#1 FTC Sues Drug Makers Over Pay-To-Delay Deals
Posted: Wed Sep 24, 2014 8:14 pm
WSJ
Whoo!For the first time since the U.S. Supreme Court ruled last year that so-called pay-to-delay deals may be subject to greater antitrust scrutiny, the U.S. Federal Trade Commission has filed a lawsuit charging drug makers with violating anti-trust laws and hurting consumers in their collective pocketbooks.
Specifically, the agency charged several drug makers – including AbbVie ABBV +2.59%; Abbott Laboratories ABT +0.31%, which spun off AbbVie, and Teva Pharmaceuticals TEVA +2.60% – for striking deals that delayed the availability of the widely promoted AndroGel testosterone replacement therapy, a $1 billion seller.

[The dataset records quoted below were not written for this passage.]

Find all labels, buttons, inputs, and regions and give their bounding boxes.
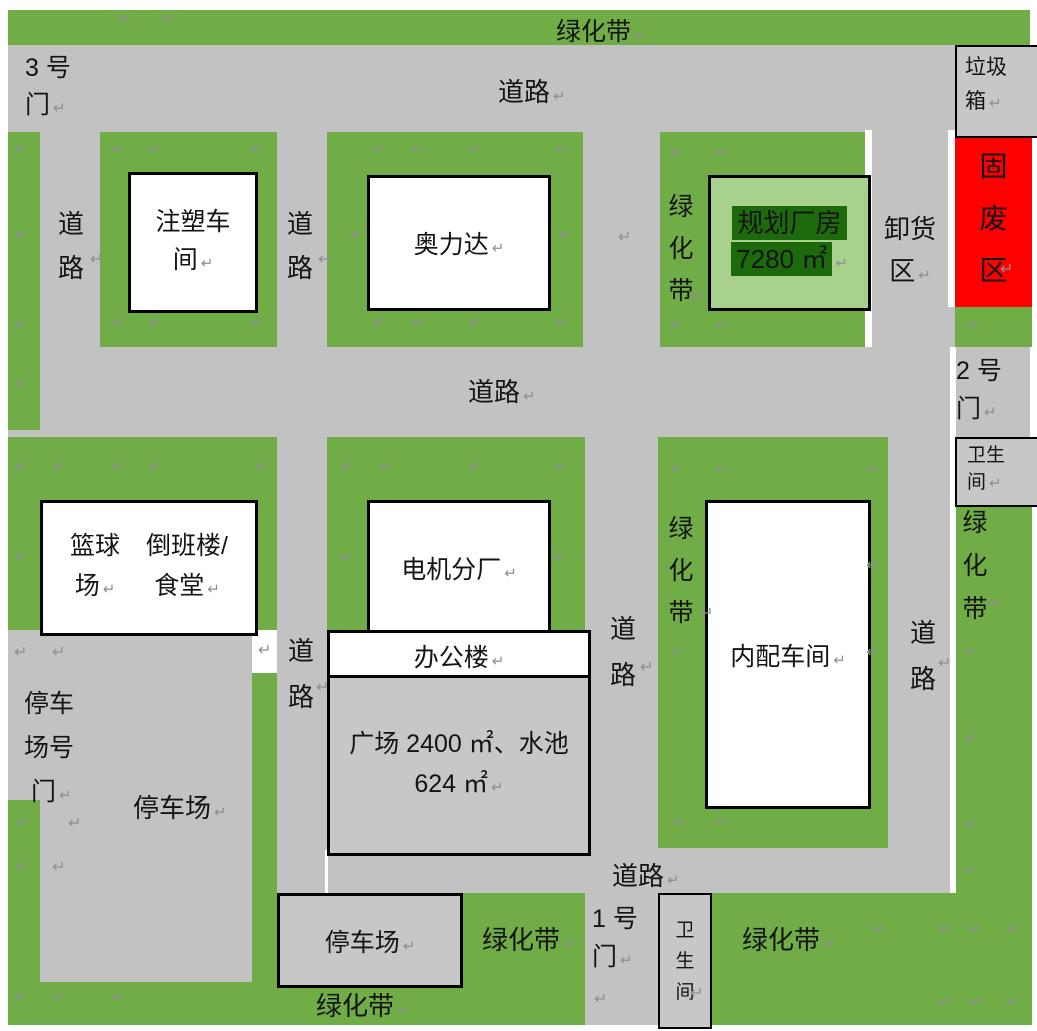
pilcrow-icon: ↵: [968, 995, 981, 1011]
pilcrow-icon: ↵: [716, 815, 729, 831]
pilcrow-icon: ↵: [670, 318, 683, 334]
gate-3-label: 3 号 门↵: [25, 50, 71, 127]
pilcrow-icon: ↵: [835, 255, 848, 272]
pilcrow-icon: ↵: [14, 645, 27, 661]
restroom-bottom-box: 卫生间: [658, 893, 712, 1029]
basketball-canteen-building: 篮球 场↵ 倒班楼/ 食堂↵: [40, 500, 258, 636]
motor-factory-building: 电机分厂↵: [367, 500, 551, 636]
pilcrow-icon: ↵: [866, 558, 879, 574]
pilcrow-icon: ↵: [250, 316, 263, 332]
pilcrow-icon: ↵: [492, 240, 505, 257]
pilcrow-icon: ↵: [690, 290, 703, 306]
pilcrow-icon: ↵: [504, 565, 517, 582]
pilcrow-icon: ↵: [672, 815, 685, 831]
pilcrow-icon: ↵: [872, 922, 885, 938]
pilcrow-icon: ↵: [690, 986, 703, 1002]
pilcrow-icon: ↵: [988, 596, 1001, 612]
pilcrow-icon: ↵: [716, 462, 729, 478]
inner-workshop-building: 内配车间↵: [705, 500, 871, 809]
white-gap-left-of-waste: [948, 130, 955, 307]
pilcrow-icon: ↵: [397, 1002, 410, 1019]
green-strip-mid-left: [252, 673, 277, 982]
pilcrow-icon: ↵: [556, 142, 569, 158]
office-building: 办公楼↵: [327, 630, 591, 681]
pilcrow-icon: ↵: [667, 872, 680, 889]
pilcrow-icon: ↵: [412, 316, 425, 332]
pilcrow-icon: ↵: [491, 779, 504, 796]
road-mid-upper-label: 道路: [283, 202, 317, 290]
pilcrow-icon: ↵: [670, 645, 683, 661]
pilcrow-icon: ↵: [103, 581, 116, 598]
pilcrow-icon: ↵: [52, 860, 65, 876]
pilcrow-icon: ↵: [118, 12, 131, 28]
green-bottom-right: [708, 893, 1030, 1025]
pilcrow-icon: ↵: [162, 12, 175, 28]
parking-lot-box: 停车场↵: [277, 893, 463, 988]
pilcrow-icon: ↵: [16, 860, 29, 876]
pilcrow-icon: ↵: [989, 95, 1002, 112]
pilcrow-icon: ↵: [968, 922, 981, 938]
pilcrow-icon: ↵: [16, 816, 29, 832]
pilcrow-icon: ↵: [412, 142, 425, 158]
pilcrow-icon: ↵: [670, 462, 683, 478]
pilcrow-icon: ↵: [90, 252, 103, 268]
pilcrow-icon: ↵: [558, 228, 571, 244]
pilcrow-icon: ↵: [340, 550, 353, 566]
pilcrow-icon: ↵: [468, 460, 481, 476]
green-belt-inner-label: 绿化带: [666, 508, 696, 634]
pilcrow-icon: ↵: [14, 142, 27, 158]
green-band-bottom: [8, 982, 585, 1025]
road-bottom-label: 道路↵: [612, 856, 680, 893]
pilcrow-icon: ↵: [556, 316, 569, 332]
pilcrow-icon: ↵: [964, 864, 977, 880]
pilcrow-icon: ↵: [14, 990, 27, 1006]
pilcrow-icon: ↵: [68, 816, 81, 832]
parking-area-label: 停车场↵: [133, 788, 227, 825]
pilcrow-icon: ↵: [866, 462, 879, 478]
pilcrow-icon: ↵: [634, 27, 647, 44]
pilcrow-icon: ↵: [563, 936, 576, 953]
plaza-box: 广场 2400 ㎡、水池 624 ㎡↵: [327, 675, 591, 856]
gate-1-label: 1 号 门↵: [592, 900, 638, 980]
unloading-label: 卸货 区↵: [874, 208, 946, 297]
road-lower-right-label: 道路: [906, 610, 940, 702]
pilcrow-icon: ↵: [112, 990, 125, 1006]
pilcrow-icon: ↵: [112, 460, 125, 476]
pilcrow-icon: ↵: [938, 656, 951, 672]
pilcrow-icon: ↵: [14, 318, 27, 334]
road-left-upper-label: 道路: [54, 202, 88, 290]
pilcrow-icon: ↵: [201, 255, 214, 272]
pilcrow-icon: ↵: [52, 645, 65, 661]
pilcrow-icon: ↵: [372, 142, 385, 158]
pilcrow-icon: ↵: [670, 146, 683, 162]
pilcrow-icon: ↵: [492, 653, 505, 670]
pilcrow-icon: ↵: [989, 475, 1002, 492]
pilcrow-icon: ↵: [258, 643, 271, 659]
green-belt-bottom-label: 绿化带↵: [316, 986, 410, 1023]
green-belt-top-label: 绿化带↵: [556, 12, 647, 48]
road-lower-left-label: 道路: [284, 628, 318, 720]
pilcrow-icon: ↵: [14, 377, 27, 393]
pilcrow-icon: ↵: [403, 938, 416, 955]
road-middle-label: 道路↵: [468, 372, 536, 409]
pilcrow-icon: ↵: [214, 804, 227, 821]
pilcrow-icon: ↵: [918, 267, 931, 284]
pilcrow-icon: ↵: [554, 550, 567, 566]
pilcrow-icon: ↵: [1006, 995, 1019, 1011]
green-belt-right-label: 绿化带: [960, 502, 990, 631]
pilcrow-icon: ↵: [964, 645, 977, 661]
pilcrow-icon: ↵: [112, 142, 125, 158]
pilcrow-icon: ↵: [1000, 262, 1013, 278]
pilcrow-icon: ↵: [964, 818, 977, 834]
pilcrow-icon: ↵: [966, 318, 979, 334]
pilcrow-icon: ↵: [823, 936, 836, 953]
pilcrow-icon: ↵: [700, 606, 713, 622]
aolida-building: 奥力达↵: [367, 175, 551, 311]
gate-2-label: 2 号 门↵: [956, 352, 1002, 432]
pilcrow-icon: ↵: [148, 460, 161, 476]
pilcrow-icon: ↵: [716, 146, 729, 162]
pilcrow-icon: ↵: [53, 100, 66, 117]
white-sliver: [325, 850, 328, 893]
planned-factory-box: 规划厂房 7280 ㎡↵: [708, 175, 871, 311]
restroom-top-box: 卫生 间↵: [955, 437, 1037, 507]
road-top-label: 道路↵: [498, 72, 566, 109]
pilcrow-icon: ↵: [620, 952, 633, 969]
pilcrow-icon: ↵: [112, 316, 125, 332]
pilcrow-icon: ↵: [553, 88, 566, 105]
pilcrow-icon: ↵: [207, 581, 220, 598]
pilcrow-icon: ↵: [1006, 922, 1019, 938]
pilcrow-icon: ↵: [938, 995, 951, 1011]
pilcrow-icon: ↵: [250, 142, 263, 158]
trash-bin-box: 垃圾 箱↵: [955, 45, 1037, 138]
pilcrow-icon: ↵: [14, 228, 27, 244]
pilcrow-icon: ↵: [468, 142, 481, 158]
pilcrow-icon: ↵: [52, 990, 65, 1006]
pilcrow-icon: ↵: [964, 732, 977, 748]
pilcrow-icon: ↵: [594, 992, 607, 1008]
pilcrow-icon: ↵: [380, 460, 393, 476]
green-belt-right-bottom-label: 绿化带↵: [742, 920, 836, 957]
pilcrow-icon: ↵: [14, 460, 27, 476]
injection-workshop-building: 注塑车 间↵: [128, 172, 258, 313]
pilcrow-icon: ↵: [554, 460, 567, 476]
solid-waste-zone: 固废区: [955, 130, 1032, 307]
pilcrow-icon: ↵: [716, 318, 729, 334]
pilcrow-icon: ↵: [866, 645, 879, 661]
pilcrow-icon: ↵: [984, 404, 997, 421]
pilcrow-icon: ↵: [14, 550, 27, 566]
green-belt-mid-bottom-label: 绿化带↵: [482, 920, 576, 957]
factory-site-plan: 固废区 注塑车 间↵ 奥力达↵ 规划厂房 7280 ㎡↵ 篮球 场↵ 倒班楼/ …: [0, 0, 1037, 1031]
pilcrow-icon: ↵: [52, 460, 65, 476]
pilcrow-icon: ↵: [618, 230, 631, 246]
pilcrow-icon: ↵: [468, 316, 481, 332]
parking-gate-label: 停车 场号 门↵: [24, 682, 74, 818]
pilcrow-icon: ↵: [523, 388, 536, 405]
pilcrow-icon: ↵: [938, 922, 951, 938]
pilcrow-icon: ↵: [372, 316, 385, 332]
pilcrow-icon: ↵: [148, 142, 161, 158]
pilcrow-icon: ↵: [316, 680, 329, 696]
pilcrow-icon: ↵: [350, 228, 363, 244]
pilcrow-icon: ↵: [640, 660, 653, 676]
pilcrow-icon: ↵: [59, 787, 72, 804]
pilcrow-icon: ↵: [256, 460, 269, 476]
pilcrow-icon: ↵: [340, 460, 353, 476]
road-lower-mid-label: 道路: [606, 606, 640, 698]
pilcrow-icon: ↵: [318, 252, 331, 268]
pilcrow-icon: ↵: [148, 316, 161, 332]
pilcrow-icon: ↵: [833, 652, 846, 669]
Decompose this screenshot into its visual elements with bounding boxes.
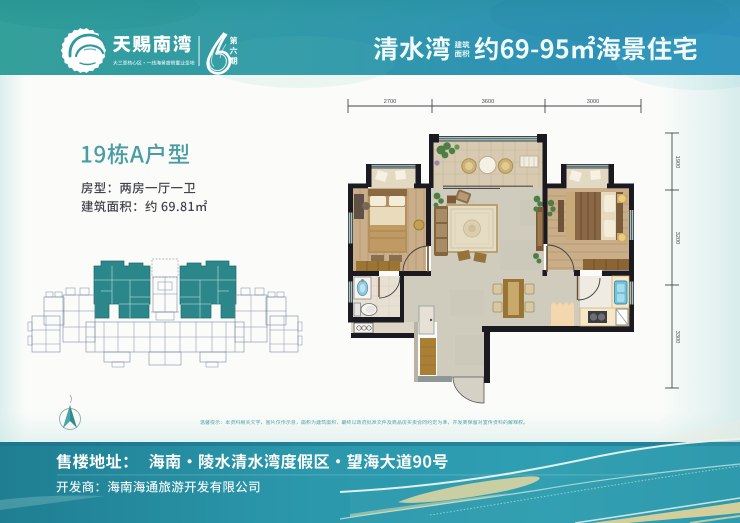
svg-text:3200: 3200 xyxy=(674,232,680,244)
svg-text:3300: 3300 xyxy=(674,331,680,343)
svg-text:2700: 2700 xyxy=(384,99,396,105)
svg-text:3000: 3000 xyxy=(587,99,599,105)
svg-text:3600: 3600 xyxy=(482,99,494,105)
svg-text:1900: 1900 xyxy=(674,156,680,168)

“We believe the defendants’ anticompetitive conduct has forced consumers to overpay hundreds of millions of dollars for this medication,” FTC chairwoman Edith Ramirez told the media in a briefing, in which she noted the agency hopes to force the drug makers to disgorge “their ill-gotten gains.”
In these deals, a brand-name drug maker settles with a generic rival in exchange for ending patent litigation and launching a copycat medicine at a future date. The pharmaceutical industry contends the deals are not only legal, but actually allow drugs to reach consumers faster than if litigation continued.
Also known as reverse payment settlements, the deals emerged as an unintended consequence of the Hatch-Waxman Act that was designed to accelerate access to lower-cost generics. An FTC report in 2012 found there 40 potential pay-to-deals, up from 28 the year before.
The Supreme Court ruling, which reviewed a lawsuit brought by the FTC against Actavis, was a boost to the agency, because it supported the contention that pay-to-delay deals may violate antitrust laws and, effectively, allowed the FTC to pursue lawsuits against drug makers.
The FTC had spent years trying to convince Congress and the courts that pay-to-delay deals hurt the economy. The agency, in fact, regularly released reports estimating the deals cost consumers dearly. In the last such report, which was issued in early 2013, the agency estimated the deals cost Americans $3.5 billion annually and contributed to the federal deficit.
In its ruling, the Supreme Court decided the deals should be evaluated under a long-standing doctrine known as rule of reason, which says a violation exists if an activity poses an unreasonable restraint of trade. After the ruling, FTC officials vowed to redouble their efforts to scrutinize patent settlements for signs of anticompetitive activity and pursue legal action.
In its lawsuit, the FTC charges that AbbVie, Abbott and Bevins Healthcare filed “sham” patent litigation against potential generic rivals, including Teva, and then entered into an allegedly illegal patent settlement in order to thwart competition.
An AbbVie spokesman sent us a note to say the drug maker “cannot comment on the lawsuit specifically. However, our patent infringement lawsuits were appropriate and our settlement agreements were lawful, as well as in the best interest of all parties.”
And an Abbott spokesman sent us a note say the company “separated its research-based pharmaceutical business into a new public biopharmaceutical company called AbbVie in January 2013. With the separation, the U.S. commercial rights and associated responsibilities for AndroGel passed to AbbVie.”
We asked Teva and Bevins for comment as well, and will update you with any replies. [UPDATE: A Teva spokeswoman wrote us to say there would be no comment.]
[EDITOR'S NOTE: The lawsuit contains some redactions. An unredacted version is expected to be filed and available on September 18, according to the docket].